The history of our present moment, defined by the mass isolation of people indoors sheltered from the coronavirus pandemic, has not only forced the people home but also has turned life - as we knew it - upside down; our routines, our economy, our politics and very specially the way we connect with each other may have changed forever. Mobility and human contact have been severely limited, our narrative on the household may have changed forever too, ‘finding ourselves looking at a world we know well but have never seen from such an angle before’. (Bryson, 2016)

A place, an idea, a state of mind; - home has a very personal and different meaning for each individual and can be/ has been represented and interpreted in a wide variety of manners. An abstract and shifting container in which we commit our feelings to memory by encoding, storing, embodying and bringing back life experiences, home could be the guiding thread to collect visual records reflecting human inner and outer ebbs and tides currently and over time. The notions linked to the home are various; from its emotional significance, to the home as an experience shell, a physical structure, a more conceptual existential sphere, or to acknowledging home as a key locus in which cultural activity, expression and identities (individual and societal) forge and reveal.  (Sixsmith, 1986, p. 282)

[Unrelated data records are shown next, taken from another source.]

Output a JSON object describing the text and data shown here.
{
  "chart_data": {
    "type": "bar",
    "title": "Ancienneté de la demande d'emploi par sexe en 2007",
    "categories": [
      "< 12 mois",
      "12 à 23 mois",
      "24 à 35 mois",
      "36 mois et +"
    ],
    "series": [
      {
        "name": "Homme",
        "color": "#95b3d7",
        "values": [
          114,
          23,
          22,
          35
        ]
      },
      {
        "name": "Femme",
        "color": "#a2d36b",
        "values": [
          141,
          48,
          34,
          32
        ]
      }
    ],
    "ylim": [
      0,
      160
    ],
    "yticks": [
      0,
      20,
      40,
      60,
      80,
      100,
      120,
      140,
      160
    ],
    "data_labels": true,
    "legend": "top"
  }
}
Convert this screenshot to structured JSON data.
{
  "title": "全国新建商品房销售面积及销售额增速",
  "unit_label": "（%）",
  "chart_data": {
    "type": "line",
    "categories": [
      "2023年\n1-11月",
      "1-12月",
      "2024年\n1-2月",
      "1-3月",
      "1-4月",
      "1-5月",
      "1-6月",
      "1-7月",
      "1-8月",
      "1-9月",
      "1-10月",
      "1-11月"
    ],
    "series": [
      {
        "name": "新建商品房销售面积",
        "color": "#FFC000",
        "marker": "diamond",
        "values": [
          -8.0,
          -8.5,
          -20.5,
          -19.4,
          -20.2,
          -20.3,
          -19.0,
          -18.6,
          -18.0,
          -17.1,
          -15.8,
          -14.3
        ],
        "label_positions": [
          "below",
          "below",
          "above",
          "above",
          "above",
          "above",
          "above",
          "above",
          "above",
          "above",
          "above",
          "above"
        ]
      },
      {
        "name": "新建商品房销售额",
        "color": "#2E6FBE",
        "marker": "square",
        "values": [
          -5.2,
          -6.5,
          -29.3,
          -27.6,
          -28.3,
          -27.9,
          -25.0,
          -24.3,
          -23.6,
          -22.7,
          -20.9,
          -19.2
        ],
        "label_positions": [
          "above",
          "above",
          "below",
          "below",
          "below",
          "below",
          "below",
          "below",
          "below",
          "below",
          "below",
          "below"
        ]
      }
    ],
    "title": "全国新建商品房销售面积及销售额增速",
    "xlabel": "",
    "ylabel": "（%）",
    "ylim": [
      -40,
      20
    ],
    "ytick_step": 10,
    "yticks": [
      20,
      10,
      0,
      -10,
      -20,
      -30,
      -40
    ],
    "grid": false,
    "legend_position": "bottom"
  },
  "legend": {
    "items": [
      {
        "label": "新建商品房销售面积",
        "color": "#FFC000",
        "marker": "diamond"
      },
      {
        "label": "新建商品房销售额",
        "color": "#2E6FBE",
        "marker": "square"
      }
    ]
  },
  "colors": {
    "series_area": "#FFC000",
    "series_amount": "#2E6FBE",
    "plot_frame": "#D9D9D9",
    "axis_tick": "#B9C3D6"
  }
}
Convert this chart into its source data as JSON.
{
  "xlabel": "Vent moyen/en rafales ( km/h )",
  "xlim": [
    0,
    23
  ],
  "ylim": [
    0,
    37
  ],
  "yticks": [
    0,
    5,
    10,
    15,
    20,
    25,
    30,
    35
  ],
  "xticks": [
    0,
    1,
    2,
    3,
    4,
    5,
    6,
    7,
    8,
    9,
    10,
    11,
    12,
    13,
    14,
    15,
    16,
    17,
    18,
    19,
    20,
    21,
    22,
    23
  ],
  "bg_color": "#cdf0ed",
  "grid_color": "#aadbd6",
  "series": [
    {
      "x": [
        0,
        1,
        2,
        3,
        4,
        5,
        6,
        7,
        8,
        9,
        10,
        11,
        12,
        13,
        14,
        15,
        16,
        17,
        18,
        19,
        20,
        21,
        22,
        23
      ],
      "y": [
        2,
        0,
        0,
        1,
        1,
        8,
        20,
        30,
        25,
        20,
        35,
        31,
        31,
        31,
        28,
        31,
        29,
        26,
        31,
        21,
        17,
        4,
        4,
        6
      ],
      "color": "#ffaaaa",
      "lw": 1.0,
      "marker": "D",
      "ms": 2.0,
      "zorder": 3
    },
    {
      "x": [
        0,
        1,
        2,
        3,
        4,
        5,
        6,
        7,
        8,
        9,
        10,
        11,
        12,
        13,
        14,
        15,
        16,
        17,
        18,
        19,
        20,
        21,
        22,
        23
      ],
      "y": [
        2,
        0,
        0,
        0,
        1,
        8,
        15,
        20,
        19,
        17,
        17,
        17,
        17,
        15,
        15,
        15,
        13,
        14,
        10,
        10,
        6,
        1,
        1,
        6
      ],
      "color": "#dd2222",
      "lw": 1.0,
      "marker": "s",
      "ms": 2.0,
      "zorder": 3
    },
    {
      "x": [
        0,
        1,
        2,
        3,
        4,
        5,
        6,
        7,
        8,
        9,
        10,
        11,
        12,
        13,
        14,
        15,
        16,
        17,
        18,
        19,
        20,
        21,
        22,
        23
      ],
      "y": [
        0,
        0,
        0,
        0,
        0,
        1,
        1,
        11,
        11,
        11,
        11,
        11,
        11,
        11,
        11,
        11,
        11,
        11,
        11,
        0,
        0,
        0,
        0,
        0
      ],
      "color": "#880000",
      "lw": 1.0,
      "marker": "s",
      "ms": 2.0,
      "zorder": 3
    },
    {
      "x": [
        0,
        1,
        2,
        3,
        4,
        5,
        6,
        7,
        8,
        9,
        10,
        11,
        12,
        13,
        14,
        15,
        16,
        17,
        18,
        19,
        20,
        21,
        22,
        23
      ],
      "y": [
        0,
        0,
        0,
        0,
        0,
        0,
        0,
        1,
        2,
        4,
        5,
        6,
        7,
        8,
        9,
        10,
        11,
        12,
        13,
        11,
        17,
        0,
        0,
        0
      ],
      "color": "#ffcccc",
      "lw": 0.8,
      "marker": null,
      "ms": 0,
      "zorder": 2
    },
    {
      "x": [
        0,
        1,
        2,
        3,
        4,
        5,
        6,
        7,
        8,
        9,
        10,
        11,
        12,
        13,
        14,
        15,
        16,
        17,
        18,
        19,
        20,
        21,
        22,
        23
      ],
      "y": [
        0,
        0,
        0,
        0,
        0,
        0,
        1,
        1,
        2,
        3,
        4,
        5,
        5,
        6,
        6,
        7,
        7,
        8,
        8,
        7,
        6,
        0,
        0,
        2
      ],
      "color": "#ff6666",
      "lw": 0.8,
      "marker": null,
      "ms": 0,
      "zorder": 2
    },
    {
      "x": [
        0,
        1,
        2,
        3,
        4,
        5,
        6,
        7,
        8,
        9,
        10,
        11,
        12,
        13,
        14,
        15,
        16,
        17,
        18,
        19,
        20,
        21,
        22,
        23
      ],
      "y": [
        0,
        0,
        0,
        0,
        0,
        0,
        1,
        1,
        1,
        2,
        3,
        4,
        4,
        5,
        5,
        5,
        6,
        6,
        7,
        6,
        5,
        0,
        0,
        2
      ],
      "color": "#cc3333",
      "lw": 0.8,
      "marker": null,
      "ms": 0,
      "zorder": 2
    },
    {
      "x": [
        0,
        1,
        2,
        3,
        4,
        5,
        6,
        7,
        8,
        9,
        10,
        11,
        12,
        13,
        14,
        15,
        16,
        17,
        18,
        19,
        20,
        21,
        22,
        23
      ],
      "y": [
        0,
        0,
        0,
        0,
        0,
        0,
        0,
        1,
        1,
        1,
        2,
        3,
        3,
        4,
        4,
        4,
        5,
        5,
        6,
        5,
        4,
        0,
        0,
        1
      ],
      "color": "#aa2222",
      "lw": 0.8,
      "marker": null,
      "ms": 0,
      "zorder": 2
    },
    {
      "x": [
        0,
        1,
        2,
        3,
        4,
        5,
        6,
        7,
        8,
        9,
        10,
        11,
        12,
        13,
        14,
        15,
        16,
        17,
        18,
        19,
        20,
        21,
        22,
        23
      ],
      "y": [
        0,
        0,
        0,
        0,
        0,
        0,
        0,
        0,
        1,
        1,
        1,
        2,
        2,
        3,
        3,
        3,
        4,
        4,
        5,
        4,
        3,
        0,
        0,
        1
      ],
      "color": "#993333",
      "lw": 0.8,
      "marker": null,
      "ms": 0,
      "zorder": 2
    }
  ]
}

BHAFH takes off as a pop-up participatory journal suggesting different ways of sorting out our personal interactions with the idea of the home, a fluctuating concept worth revisiting, questioning and reconnecting with and suggests a playful guideline outlining the mechanisms of human remembrance and their relation in the imagery in the visual arts to draft some understanding of histories of the home in the near future, foster a collective recount and record of an historical time; for further inspirational readings of our perception of the homely at the present moment.

This is home to me, but what is home to you?